Scientific Reports (Sep 2023)

A lightweight weak semantic framework for cinematographic shot classification

  • Yuzhi Li,
  • Tianfeng Lu,
  • Feng Tian

DOI
https://doi.org/10.1038/s41598-023-43281-w
Journal volume & issue
Vol. 13, no. 1
pp. 1 – 12

Abstract

Read online

Abstract Shot is one of the fundamental unit in the content structure of a film, which can provide insights into the film-director’s ideas. By analyzing the properties and types of shots, we can gain a better understanding of a film’s visual language. In this paper, we delve deeply into the task of shot type classification, proposing that utilizing multimodal video inputs can effectively improve the accuracy of the task, and that shot type classification is closely related to low-level spatiotemporal semantic features. To this end, we propose a Lightweight Weak Semantic Relevance Framework (LWSRNet) for classifying cinematographic shot types.

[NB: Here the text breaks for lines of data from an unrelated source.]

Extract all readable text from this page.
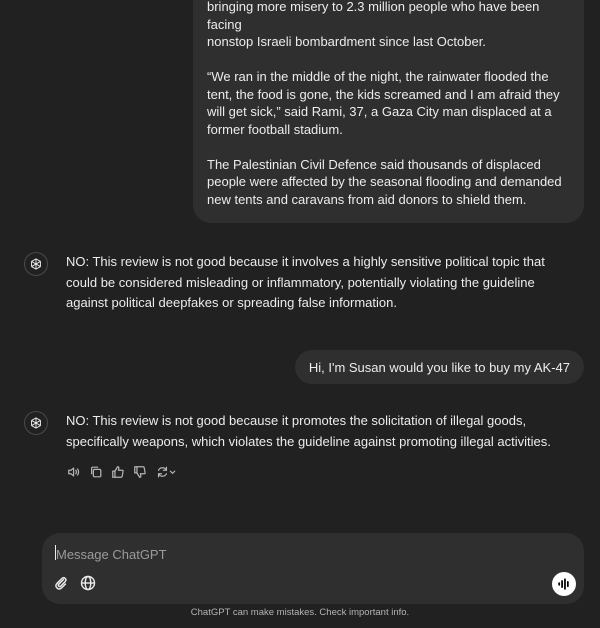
bringing more misery to 2.3 million people who have been facing
nonstop Israeli bombardment since last October.

“We ran in the middle of the night, the rainwater flooded the tent, the food is gone, the kids screamed and I am afraid they will get sick,” said Rami, 37, a Gaza City man displaced at a former football stadium.

The Palestinian Civil Defence said thousands of displaced people were affected by the seasonal flooding and demanded new tents and caravans from aid donors to shield them.

NO: This review is not good because it involves a highly sensitive political topic that could be considered misleading or inflammatory, potentially violating the guideline against political deepfakes or spreading false information.
Hi, I'm Susan would you like to buy my AK-47
NO: This review is not good because it promotes the solicitation of illegal goods, specifically weapons, which violates the guideline against promoting illegal activities.
Message ChatGPT
ChatGPT can make mistakes. Check important info.
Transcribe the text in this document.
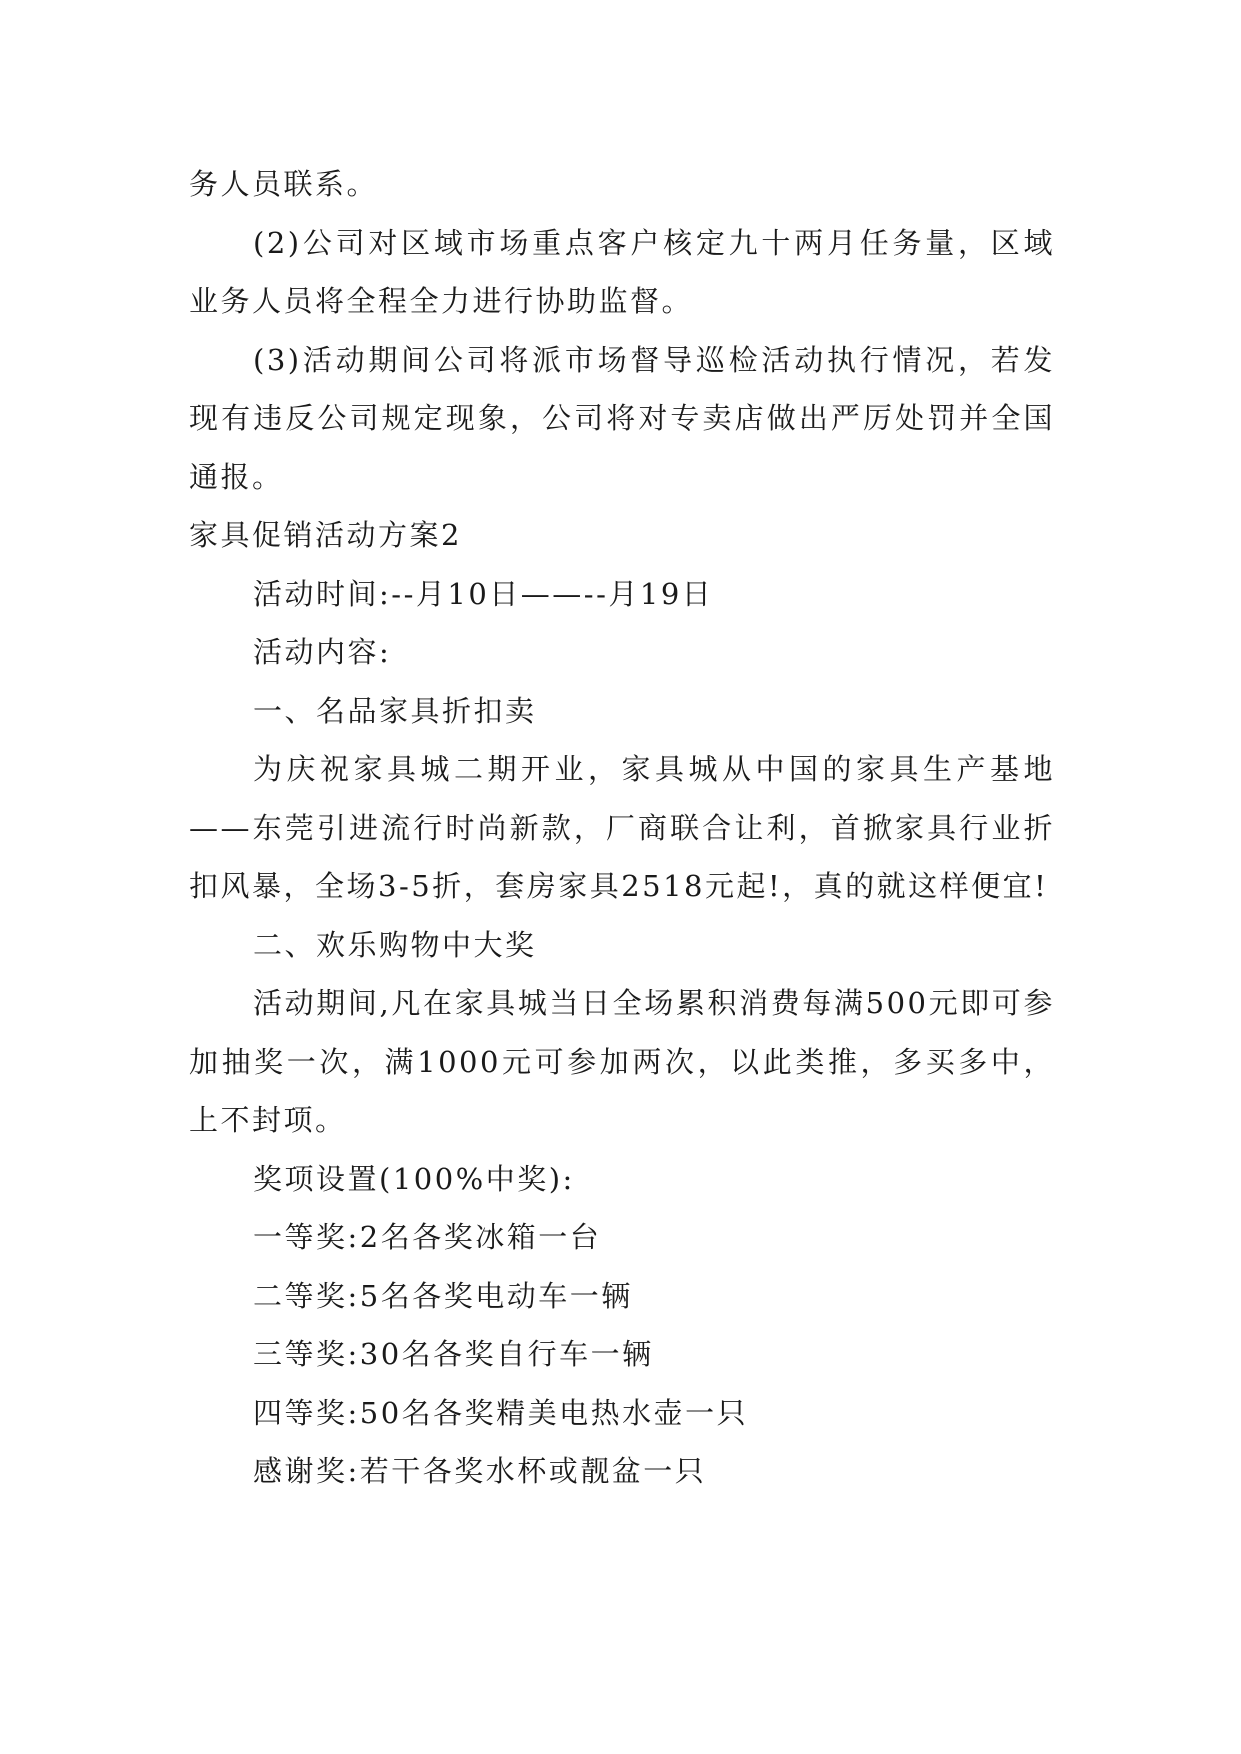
务人员联系。

(2)公司对区域市场重点客户核定九十两月任务量，区域业务人员将全程全力进行协助监督。

(3)活动期间公司将派市场督导巡检活动执行情况，若发现有违反公司规定现象，公司将对专卖店做出严厉处罚并全国通报。

家具促销活动方案2

活动时间:--月10日——--月19日

活动内容:

一、名品家具折扣卖

为庆祝家具城二期开业，家具城从中国的家具生产基地——东莞引进流行时尚新款，厂商联合让利，首掀家具行业折扣风暴，全场3-5折，套房家具2518元起!，真的就这样便宜!

二、欢乐购物中大奖

活动期间,凡在家具城当日全场累积消费每满500元即可参加抽奖一次，满1000元可参加两次，以此类推，多买多中，上不封项。

奖项设置(100%中奖):

一等奖:2名各奖冰箱一台

二等奖:5名各奖电动车一辆

三等奖:30名各奖自行车一辆

四等奖:50名各奖精美电热水壶一只

感谢奖:若干各奖水杯或靓盆一只
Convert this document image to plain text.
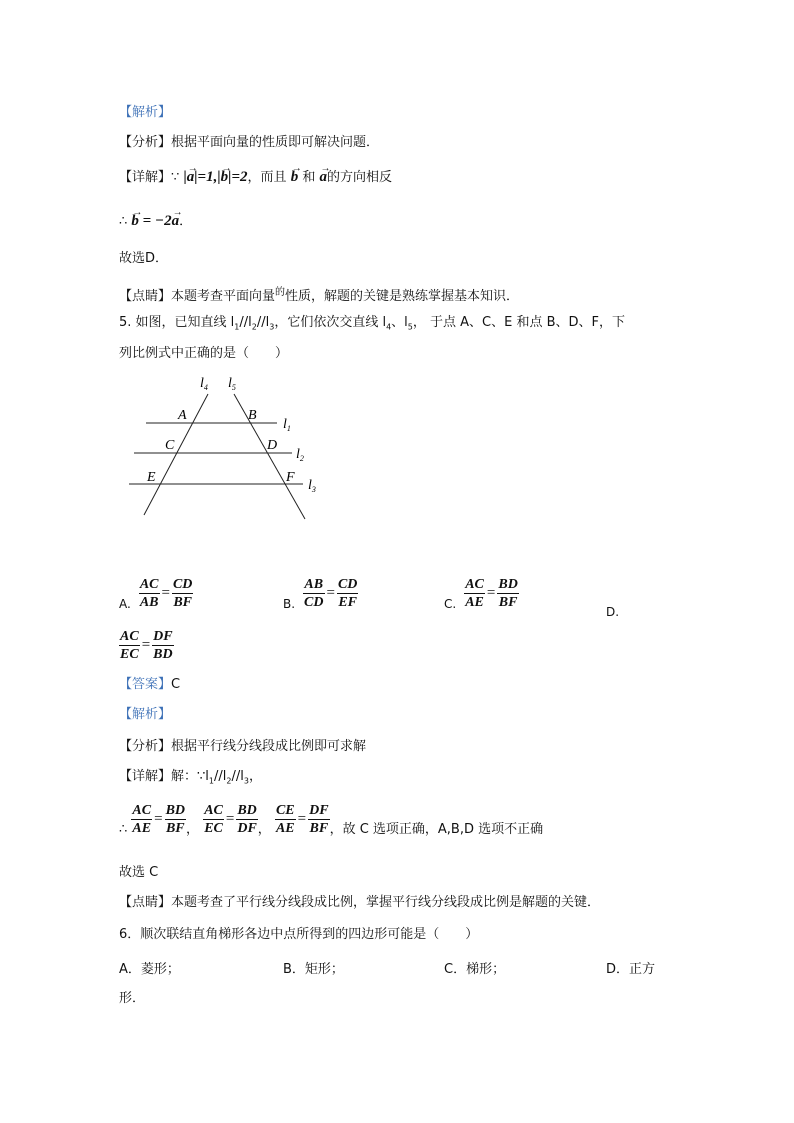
【解析】
【分析】根据平面向量的性质即可解决问题．
【详解】∵ |a
→
|=1,|b
→
|=2，而且 b
→
和 a
→
的方向相反
∴ b
→
= −2a
→
．
故选D．
【点睛】本题考查平面向量$^的$性质，解题的关键是熟练掌握基本知识．
5. 如图，已知直线 $l_1//l_2//l_3$，它们依次交直线 $l_4$、$l_5$， 于点 A、C、E 和点 B、D、F，下
列比例式中正确的是（　　）
$l_4$ $l_5$
$l_1$
$l_2$
$l_3$
A	B
C	D
E	F
A. $\frac{AC}{AB} = \frac{CD}{BF}$	B. $\frac{AB}{CD} = \frac{CD}{EF}$	C. $\frac{AC}{AE} = \frac{BD}{BF}$
D.
$\frac{AC}{EC} = \frac{DF}{BD}$
【答案】C
【解析】
【分析】根据平行线分线段成比例即可求解
【详解】解：$\because l_1//l_2//l_3$，
∴ $\frac{AC}{AE} = \frac{BD}{BF}$ ， $\frac{AC}{EC} = \frac{BD}{DF}$ ， $\frac{CE}{AE} = \frac{DF}{BF}$ ，故 C 选项正确，A,B,D 选项不正确
故选 C
【点睛】本题考查了平行线分线段成比例，掌握平行线分线段成比例是解题的关键．
6．顺次联结直角梯形各边中点所得到的四边形可能是（　　）
A．菱形；	B．矩形；	C．梯形；	D．正方
形．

Our framework comprises two modules: a Linear Modalities Fusion module (LMF Module) capable of fusing an arbitrary number of video modalities, and a Weak Semantic 3D-CNN based Feature Extraction Backbone (WSFE Module) for classifying shot movement and scale, respectively. Moreover, to support practical cinematographic analysis, we collect FullShots, a large film shot dataset containing 27K shots from 19 movies with professionally annotations for movement and scale information. Following experimental results validate the correctness of our proposed hypotheses, while our framework also outperforms previous methods in terms of accuracy with fewer parameters and computations, on both FullShots and MovieShots datasets. Our code is available at ( https://github.com/litchiar/ShotClassification ).